Insert another seismic shift here, and the music department found itself having to move again. What was the administration office in 2005 (on the corner of Remlaw Rd and High St North) had been reinterpreted as the year nine centre, which was now moving to a more on-site location. We were going to take their place. A definite improvement in our general situation. A massive new building with excellent teaching spaces, a huge office space and, most brilliant of all, my own personal toilet! The only issue we had was that we were functionally off-site. Students mysteriously found it possible to take 10 minutes to get to class, then complained when we let them out when the bell went because they had to traipse the apparently monumental distance of about 500m back to their lockers and recess or lunch would be half over by the time they got there. 

We also knew, in our heart of hearts, that this wouldn’t be our forever home. We didn’t know how long we would be there, and to be honest, that had now been the case in every area we had been moved to. Everywhere was temporary. 

Due to a situation that arose one day, it was decided that to avoid that same situation ever arising again, the music department would be moving to the northern building of the old Connect Ed buildings. This ensured that in emergency situations it wouldn’t take nearly as long for help to arrive. We had 2 days to make this happen. 

I lovingly referred to this area as the pigeon roost, as that seemed to be its primary function. A family (or 3) of pigeons had been nesting in the rafters of this building for many years. One of the necessary elements of our tenancy here was the regular “de-pooing” of the covered area where students walked to access the building. During one of the 2020 lockdowns I completely desensitised my kids to all things rodent-related. I set up 8 mouse traps around the rooms and every second day I would come and check my success rate. My kids always came with me for a bit of fresh air (until they were inside the music department) and after a while would get up in the morning and excitedly ask me if today was “mouse trap day”. I even kept a running kill tally in the office. Over the longest lockdown of 2020, I believe I hit 110 mice. 

Then word came that that building was to be knocked down and removed. I heard it from several sources but waited until it was officially confirmed with me. Sure enough, we were on the move again, but to where, who knew?

It turns out that history was to repeat itself, and we were headed back to A1 and A2 at the end of 2020. Familiar with how we had to utilise this teaching space, this has been temporary home number 6 in the space of 12 years. 

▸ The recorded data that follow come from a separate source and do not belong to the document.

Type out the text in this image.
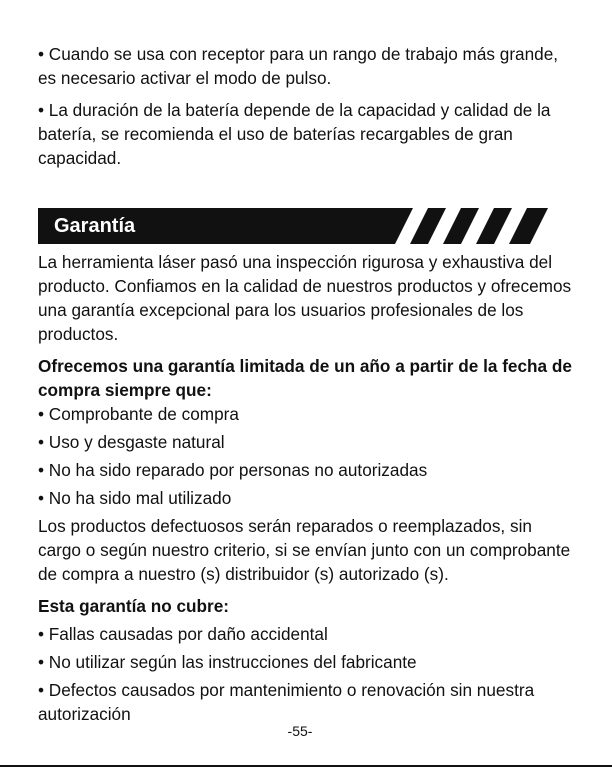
• Cuando se usa con receptor para un rango de trabajo más grande, es necesario activar el modo de pulso.

• La duración de la batería depende de la capacidad y calidad de la batería, se recomienda el uso de baterías recargables de gran capacidad.

Garantía

La herramienta láser pasó una inspección rigurosa y exhaustiva del producto. Confiamos en la calidad de nuestros productos y ofrecemos una garantía excepcional para los usuarios profesionales de los productos.

Ofrecemos una garantía limitada de un año a partir de la fecha de compra siempre que:

• Comprobante de compra

• Uso y desgaste natural

• No ha sido reparado por personas no autorizadas

• No ha sido mal utilizado

Los productos defectuosos serán reparados o reemplazados, sin cargo o según nuestro criterio, si se envían junto con un comprobante de compra a nuestro (s) distribuidor (s) autorizado (s).

Esta garantía no cubre:

• Fallas causadas por daño accidental

• No utilizar según las instrucciones del fabricante

• Defectos causados por mantenimiento o renovación sin nuestra autorización

-55-
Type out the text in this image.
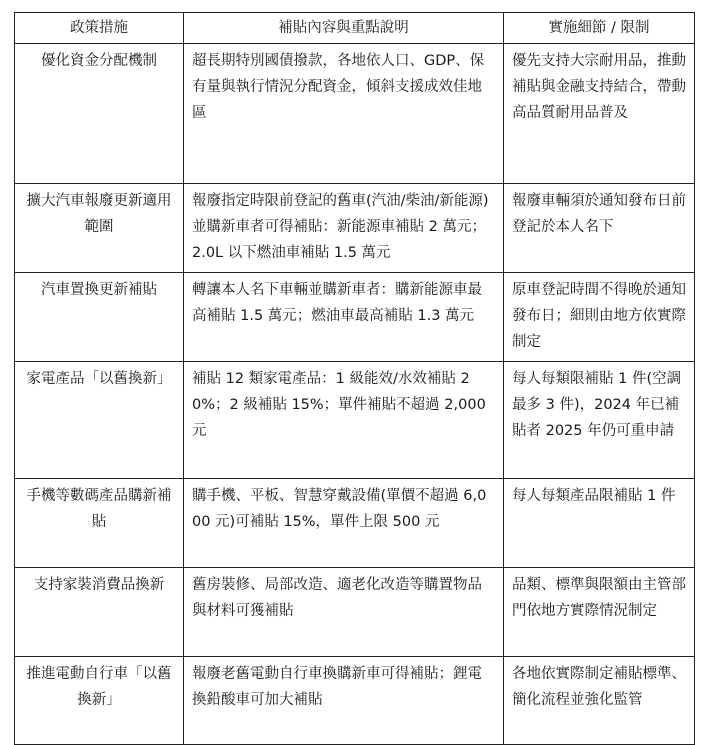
政策措施	補貼內容與重點說明	實施細節 / 限制
優化資金分配機制	超長期特別國債撥款，各地依人口、GDP、保有量與執行情況分配資金，傾斜支援成效佳地區	優先支持大宗耐用品，推動補貼與金融支持結合，帶動高品質耐用品普及
擴大汽車報廢更新適用範圍	報廢指定時限前登記的舊車(汽油/柴油/新能源)並購新車者可得補貼：新能源車補貼 2 萬元；2.0L 以下燃油車補貼 1.5 萬元	報廢車輛須於通知發布日前登記於本人名下
汽車置換更新補貼	轉讓本人名下車輛並購新車者：購新能源車最高補貼 1.5 萬元；燃油車最高補貼 1.3 萬元	原車登記時間不得晚於通知發布日；細則由地方依實際制定
家電產品「以舊換新」	補貼 12 類家電產品：1 級能效/水效補貼 20%；2 級補貼 15%；單件補貼不超過 2,000 元	每人每類限補貼 1 件(空調最多 3 件)，2024 年已補貼者 2025 年仍可重申請
手機等數碼產品購新補貼	購手機、平板、智慧穿戴設備(單價不超過 6,000 元)可補貼 15%，單件上限 500 元	每人每類產品限補貼 1 件
支持家裝消費品換新	舊房裝修、局部改造、適老化改造等購置物品與材料可獲補貼	品類、標準與限額由主管部門依地方實際情況制定
推進電動自行車「以舊換新」	報廢老舊電動自行車換購新車可得補貼；鋰電換鉛酸車可加大補貼	各地依實際制定補貼標準、簡化流程並強化監管
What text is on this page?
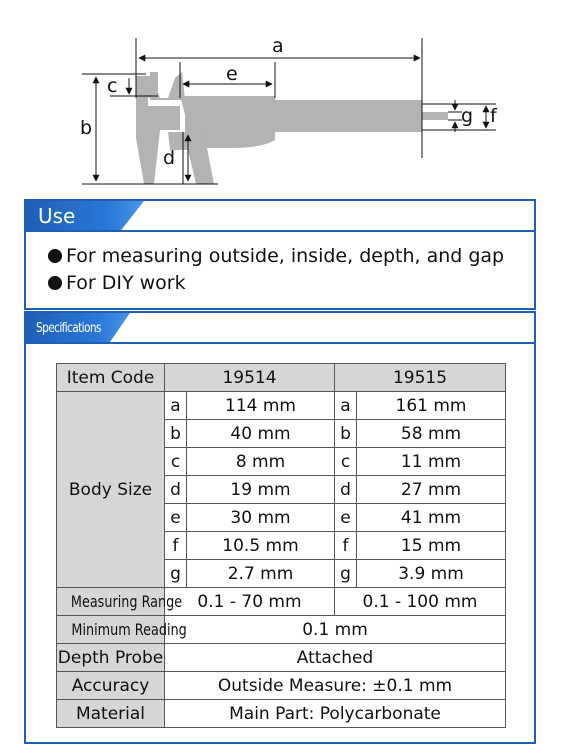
a
e
b
c
d
g f
Use
For measuring outside, inside, depth, and gap
For DIY work
Specifications
Item Code	19514		19515	
Body Size	a	114 mm	a	161 mm
	b	40 mm	b	58 mm
	c	8 mm	c	11 mm
	d	19 mm	d	27 mm
	e	30 mm	e	41 mm
	f	10.5 mm	f	15 mm
	g	2.7 mm	g	3.9 mm
Measuring Range	0.1 - 70 mm		0.1 - 100 mm	
Minimum Reading	0.1 mm			
Depth Probe	Attached			
Accuracy	Outside Measure: ±0.1 mm			
Material	Main Part: Polycarbonate			
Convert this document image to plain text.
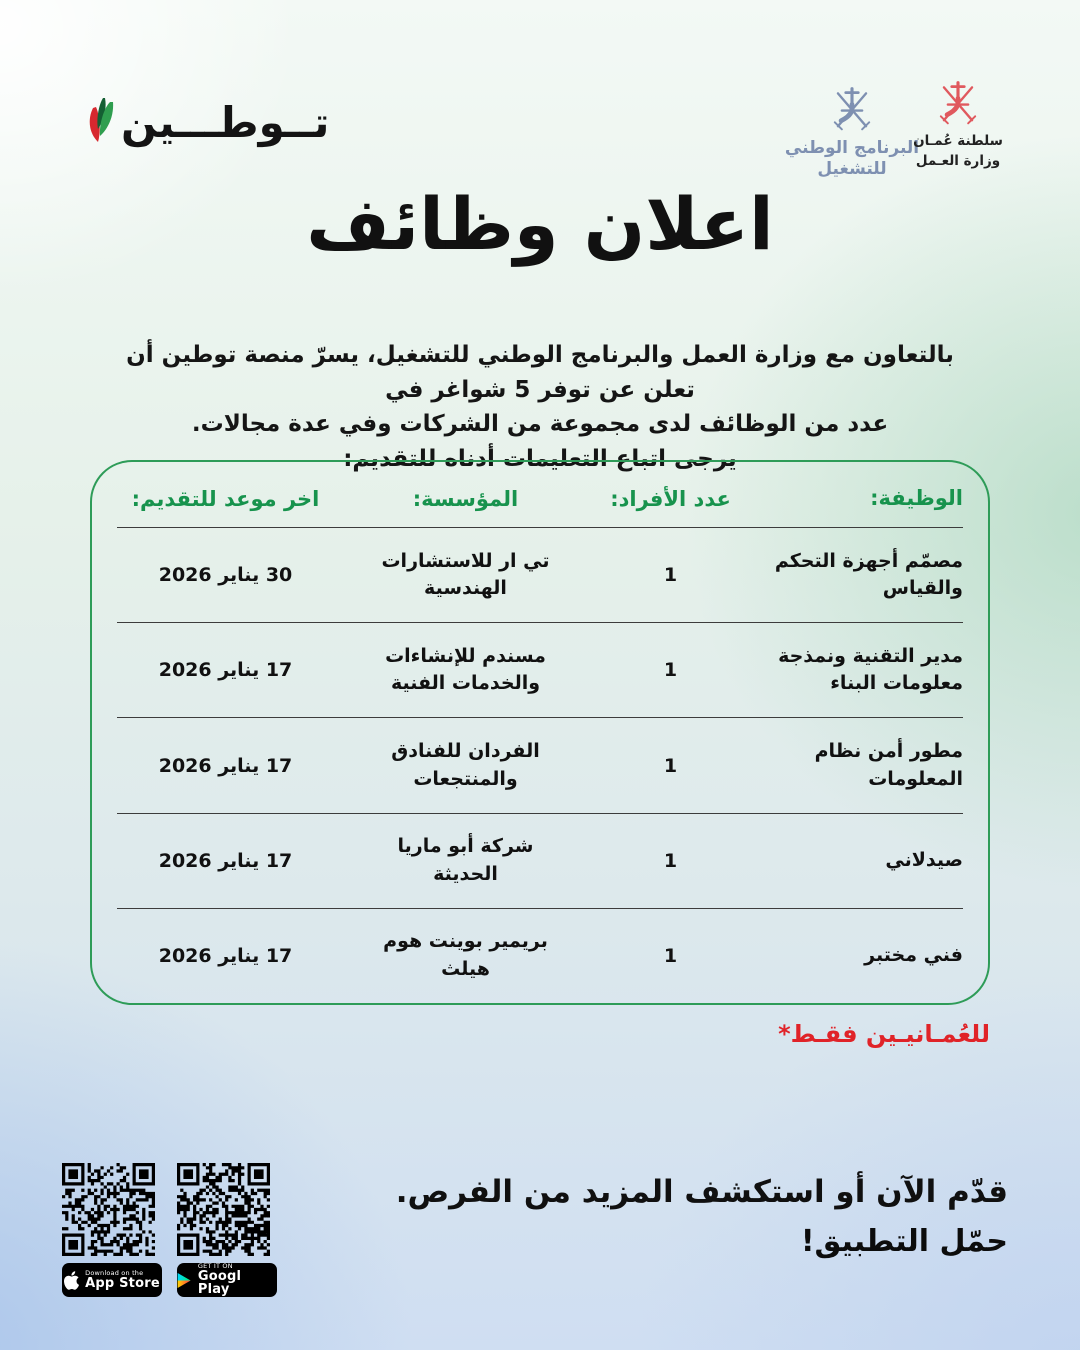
تــوطـــين
البرنامج الوطني
للتشغيل
سلطنة عُمـان
وزارة العـمل
اعلان وظائف
بالتعاون مع وزارة العمل والبرنامج الوطني للتشغيل، يسرّ منصة توطين أن تعلن عن توفر 5 شواغر في
عدد من الوظائف لدى مجموعة من الشركات وفي عدة مجالات.
يرجى اتباع التعليمات أدناه للتقديم:
الوظيفة:
عدد الأفراد:
المؤسسة:
اخر موعد للتقديم:
مصمّم أجهزة التحكم والقياس
1
تي ار للاستشارات الهندسية
30 يناير 2026
مدير التقنية ونمذجة معلومات البناء
1
مسندم للإنشاءات والخدمات الفنية
17 يناير 2026
مطور أمن نظام المعلومات
1
الفردان للفنادق والمنتجعات
17 يناير 2026
صيدلاني
1
شركة أبو ماريا الحديثة
17 يناير 2026
فني مختبر
1
بريمير بوينت هوم هيلث
17 يناير 2026
للعُمـانيـين فقـط*
قدّم الآن أو استكشف المزيد من الفرص.
حمّل التطبيق!
Download on the
App Store
GET IT ON
Googl Play
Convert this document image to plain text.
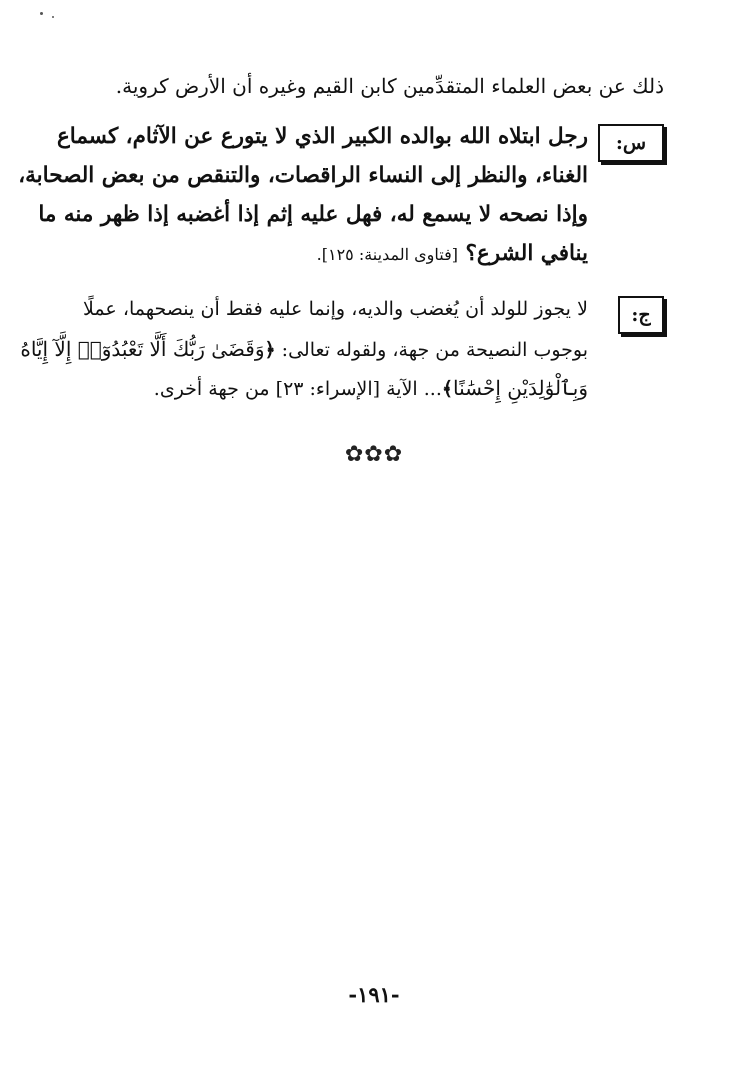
ذلك عن بعض العلماء المتقدِّمين كابن القيم وغيره أن الأرض كروية.
س:
رجل ابتلاه الله بوالده الكبير الذي لا يتورع عن الآثام، كسماع
الغناء، والنظر إلى النساء الراقصات، والتنقص من بعض الصحابة،
وإذا نصحه لا يسمع له، فهل عليه إثم إذا أغضبه إذا ظهر منه ما
ينافي الشرع؟ [فتاوى المدينة: ١٢٥].
ج:
لا يجوز للولد أن يُغضب والديه، وإنما عليه فقط أن ينصحهما، عملًا
بوجوب النصيحة من جهة، ولقوله تعالى: ﴿وَقَضَىٰ رَبُّكَ أَلَّا تَعْبُدُوٓا۟ إِلَّآ إِيَّاهُ
وَبِٱلْوَٰلِدَيْنِ إِحْسَٰنًا﴾... الآية [الإسراء: ٢٣] من جهة أخرى.
✿✿✿
-١٩١-
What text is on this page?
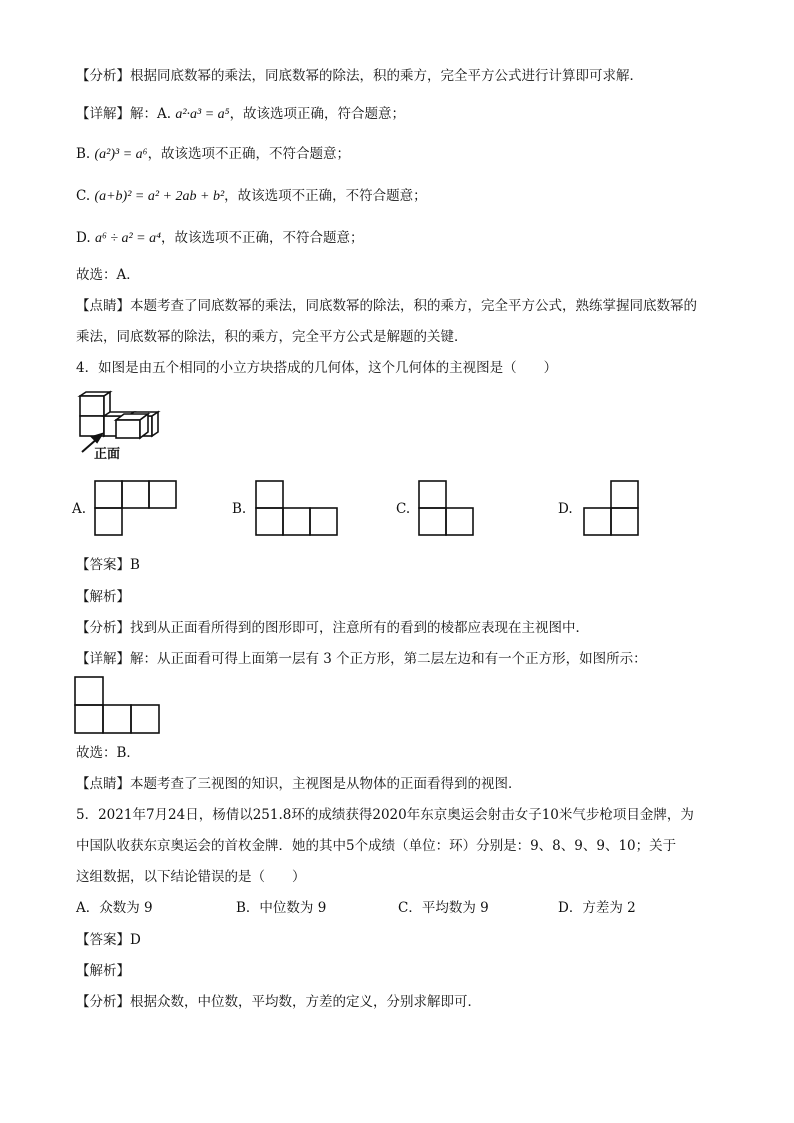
【分析】根据同底数幂的乘法，同底数幂的除法，积的乘方，完全平方公式进行计算即可求解．
【详解】解：A. a²·a³ = a⁵，故该选项正确，符合题意；
B. (a²)³ = a⁶，故该选项不正确，不符合题意；
C. (a+b)² = a² + 2ab + b²，故该选项不正确，不符合题意；
D. a⁶ ÷ a² = a⁴，故该选项不正确，不符合题意；
故选：A．
【点睛】本题考查了同底数幂的乘法，同底数幂的除法，积的乘方，完全平方公式，熟练掌握同底数幂的
乘法，同底数幂的除法，积的乘方，完全平方公式是解题的关键．
4．如图是由五个相同的小立方块搭成的几何体，这个几何体的主视图是（　　）
正面
A.	B.	C.	D.
【答案】B
【解析】
【分析】找到从正面看所得到的图形即可，注意所有的看到的棱都应表现在主视图中．
【详解】解：从正面看可得上面第一层有 3 个正方形，第二层左边和有一个正方形，如图所示：
故选：B．
【点睛】本题考查了三视图的知识，主视图是从物体的正面看得到的视图．
5．2021年7月24日，杨倩以251.8环的成绩获得2020年东京奥运会射击女子10米气步枪项目金牌，为
中国队收获东京奥运会的首枚金牌．她的其中5个成绩（单位：环）分别是：9、8、9、9、10；关于
这组数据，以下结论错误的是（　　）
A．众数为 9	B．中位数为 9	C．平均数为 9	D．方差为 2
【答案】D
【解析】
【分析】根据众数，中位数，平均数，方差的定义，分别求解即可．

But a new dawn breaks, and after effectively being the Partridge family music department for 12 and a bit years we have moved into our forever home. An area that has been acoustically treated, carpeted, ceilings lowered, double glazed windows and essentially made as musically friendly as budgets would allow. For this, I am relieved and genuinely grateful. As I write this, I am realising that 12 years of accumulated tension from simply not knowing what was going to happen next is starting to taper away. There’s quite a bit there and I think it will take a while for me to fully decompress, but I am happy to the point where secretly, I have wiped away tears. Just like I am now. 

One thing I take away from all this history is the fact that no matter what was thrown at us as a department, we have strived to give our students the best tuition and experiences we could deliver. In the years that have gone, I can count at least 8 students that have gone on to make music their full-time career, be it as a working performer, an educator, AMEB examiner or other. This may not seem like many, but in the fickle world of the performing arts and as a rural school, this is remarkable. One past student recently told me how she has had to start declaring income as a performer for tax purposes. This was something she was equally devastated and proud of at the same time. I was beyond delighted. 

So if we can do that while teaching out of pigeon roosts and even a bathroom at one point, imagine what we can do now. I can’t wait to find out.